Around the beginning of May, signs start going up around my neighborhood advertising the Hava NaGrilla Smoke BBQ Festival, the country’s largest charity kosher barbecue festival. Held at the local synagogue, Temple Beth Hillel-Beth El, the festival gathers a few hundred people from across the region. The signs are unavoidable, and they advertise the festival with the word Smoke in large font. Truthfully, that’s all I need: smoke.
I am attracted to smoke. Especially smoke that has wrapped itself around a piece of meat. Add that smoke to a clever pun on a Hebrew folk song, throw in an opportunity to do some interfaith community building, multiply that by the fact that I have never been to a kosher barbecue festival, and compound it with the news that it was going to have a mechanical bull—I knew that my Sunday afternoon in June was booked.

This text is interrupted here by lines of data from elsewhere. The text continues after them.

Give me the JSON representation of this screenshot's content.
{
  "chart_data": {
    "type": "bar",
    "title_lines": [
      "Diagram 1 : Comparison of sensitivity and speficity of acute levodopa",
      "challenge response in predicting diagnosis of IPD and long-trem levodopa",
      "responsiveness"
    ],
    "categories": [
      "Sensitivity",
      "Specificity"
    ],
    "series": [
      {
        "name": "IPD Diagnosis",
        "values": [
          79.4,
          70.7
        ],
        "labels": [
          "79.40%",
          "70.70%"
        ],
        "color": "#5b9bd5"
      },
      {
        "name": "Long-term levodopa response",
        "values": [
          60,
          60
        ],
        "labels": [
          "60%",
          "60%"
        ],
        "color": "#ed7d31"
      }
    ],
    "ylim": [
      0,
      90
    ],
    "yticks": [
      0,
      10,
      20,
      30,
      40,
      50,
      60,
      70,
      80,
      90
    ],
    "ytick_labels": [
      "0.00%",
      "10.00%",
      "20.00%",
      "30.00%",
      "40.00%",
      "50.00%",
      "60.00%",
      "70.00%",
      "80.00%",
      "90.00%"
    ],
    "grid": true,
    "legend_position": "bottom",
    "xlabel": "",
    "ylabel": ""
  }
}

In a very literal way, a love of smoke is imprinted into our DNA. In his book Catching Fire, primatologist Richard Wrangham argues that the human evolutionary jump to becoming big-brained mammals with small intestinal tracts is due to our unique ability among the animal kingdom to harness fire for cooking. The ability to apply fire to food has allowed us to easily consume more calorically dense food, thus feeding energy to our brains. Cooked food is softer and easier to digest than raw food, so rather than having to spend the better part of our days chewing, we can eat three squares in a few minutes. Our evolution, according to Wrangham, smells like smoke.